Almost 10 years ago, Ryser et al1 reported that cleavage of 2 disulfide bonds in the gp120 surface component of the HIV-1 envelope is required for virion entry into CD4-bearing cells and that cell surface protein disulfide isomerase (PDI) is responsible for this effect. Since that initial report, there have been numerous structural and mechanistic studies of envelope binding, yet exceedingly few of these studies have incorporated any model of dynamic changes in gp120 disulfide bonding. The notable exceptions are papers from Fenouillet et al2 and Barbouche et al3 that have confirmed the original Ryser et al findings. Now, in this issue of Blood, Markovic and colleagues (page 1586) weigh in as the third group to confirm these findings, and they provide new information about the location of PDI in previously undescribed domains of the cell membrane.

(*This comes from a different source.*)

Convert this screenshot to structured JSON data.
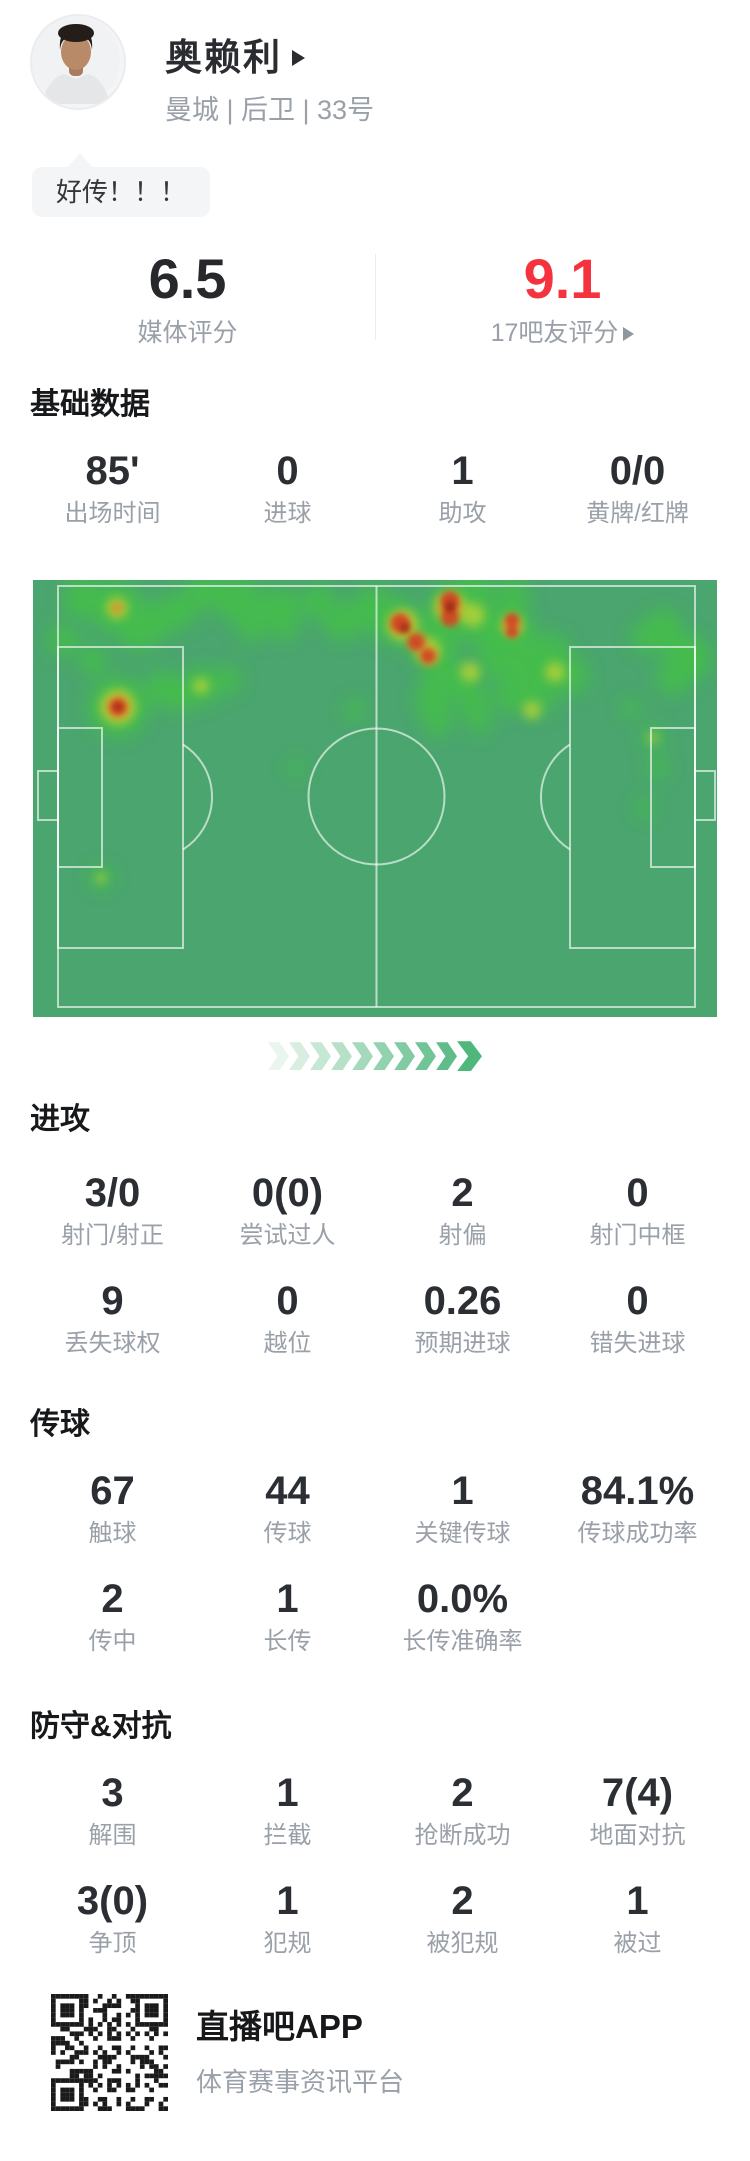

The basic information is as follows: HIV virions, which bear perhaps only a dozen or so envelope spikes, use gp120 to bind to CD4, but this alone serves only to attach the virion loosely to the cell surface. Biophysical evaluation indicates that gp120 has a relatively short off-rate from monomeric CD4, although binding by multiple spikes could increase the avidity of binding.4 An alternative explanation is that once gp120 detaches, it has a high probability of reattaching to an adjacent CD4 molecule on the cell surface, producing the appearance of a long off-rate through a newly recognized phenomenon termed “allovalency.”5 (This explains the long-puzzling finding that soluble CD4 or anti-CD4 antibodies can prevent HIV infection even if added a few minutes after virion adsorption.) Eventually, however, gp120 moves laterally along the membrane surface until it collides with a patch of PDI in a domain of the membrane that Markovic et al distinguish from a typical lipid raft. There, PDI reduces 2 disulfide bonds in gp120, producing conformation changes that likely stabilize the binding of gp120 to CD4 and expose the V3 loop for subsequent binding to the chemokine coreceptor. Following this, gp41 undergoes rearrangement into its fusigenic intermediates and entry occurs (Markovic and colleagues and Reyser et al,1 Fenouillet et al,2 Barbouche et al,3 and Gallina et al6 ).FIG1
Taken in aggregate, the reports from these 3 groups have profound implications for our understanding of the HIV virion surface. As shown by Kwong et al,4 the relatively invariant CD4 binding site in gp120 is kept recessed to prevent access by otherwise neutralizing antibodies. The initial CD4 binding event is but a prelude to PDI-mediated reduction that unfolds the envelope into a more open conformation that presumably binds more favorably to CD4 and to the chemokine coreceptor. If evasion of neutralizing antibodies is the likely evolutionary reason for this shuffling two-step at entry, then it would be interesting to know if a PDI-rearranged envelope is a better vaccine immunogen for raising neutralizing antibodies. PDI is too ubiquitous an enzyme to use as a drug target.6 However, just as drugs have been developed that block CD4 binding, chemokine coreceptor binding, and now, most successfully, gp41-mediated fusion, it will be interesting to learn if the PDI-rearrangement step in gp120 could provide a new therapeutic target.